At a time when Malaysia’s property prices has yet to go up, Singapore’s has gone up, US has had a crisis and Japanese who work in Tokyo SELDOM own a property in Tokyo. Reason? Severely unaffordable. My ex Japanese GM travels 300km on a daily basis to work in Tokyo because he said, it’s not worth buying a SEVERELY small Tokyo property. How are you going to fit your family? My ex Japanese counterpart rents the smallest room ever he can find and it eats up nearly 40% of his pay. USA had such a SEVERE crisis that it made many of the largest banking groups to go partially bankrupt and they were mostly ‘bailed out’ by the government. The reason? Greed, everyone speculated including the banks and when someone suddenly woke up, the crisis happened. In Singapore, please refer to propertyguru.com.sg and take a look at what’s really available for below S$350,000. I hope you can find a decent place for you to raise your family with that amount.

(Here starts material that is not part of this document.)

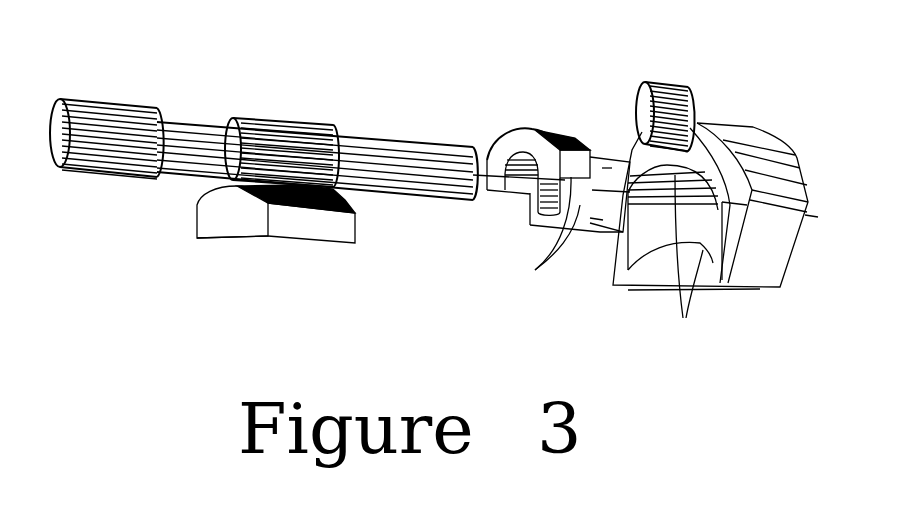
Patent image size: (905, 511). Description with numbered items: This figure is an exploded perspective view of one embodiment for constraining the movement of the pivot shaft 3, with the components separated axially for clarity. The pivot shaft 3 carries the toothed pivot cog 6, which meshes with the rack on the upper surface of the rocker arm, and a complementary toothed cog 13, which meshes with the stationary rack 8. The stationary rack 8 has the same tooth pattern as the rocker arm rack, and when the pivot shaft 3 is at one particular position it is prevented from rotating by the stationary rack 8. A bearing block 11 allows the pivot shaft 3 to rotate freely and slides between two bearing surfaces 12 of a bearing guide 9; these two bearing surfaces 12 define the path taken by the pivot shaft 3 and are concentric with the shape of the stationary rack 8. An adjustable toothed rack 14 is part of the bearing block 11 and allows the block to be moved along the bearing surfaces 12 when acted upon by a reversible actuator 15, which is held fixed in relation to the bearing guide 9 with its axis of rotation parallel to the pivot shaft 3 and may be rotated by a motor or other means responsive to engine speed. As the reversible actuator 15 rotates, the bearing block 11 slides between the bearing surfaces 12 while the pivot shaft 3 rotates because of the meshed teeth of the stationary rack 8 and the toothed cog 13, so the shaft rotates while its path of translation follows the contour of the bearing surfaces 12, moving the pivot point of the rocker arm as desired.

I actually agree that property prices in Malaysia is getting very expensive and that the governments including federal and state must do a lot more. Stop talking and start pushing for more completion. Sorry, I still see lots of talking by both the federal and the state governments but in terms of actual completion? Not many. However, when a report said something which does not fit my personal logic, I have to say something. Oh yeah, National House Buyers Association (HBA) honorary secretary-general Chang Kim Loong says that HBA’s own findings especially in the urban and sub-urban areas have risen beyond the reach of many average Malaysians. He also said a lot of things which make sense like many Malaysians would need to combine their income to buy homes and this is pretty risky because what if sudden emergencies happen? I think these comments deserve a feedback from the relevant authorities? 🙂
All the best in hunting for a ‘severely unaffordable’ housing then. Perhaps this report may give a huge warning to the developers to start building cheaper homes and having lower margins. Every departmental store I went to this weekend had an ongoing property fair of some sort. Somehow I think the message from Demographia and HBA has not reached these developers? Also, based on this report, it may be prudent to keep cash because property bubble may burst soon. One main reason for property bubble to burst is because majority could no longer afford to buy a property and the price just plummet. Let’s wait for the next report from Demographia then.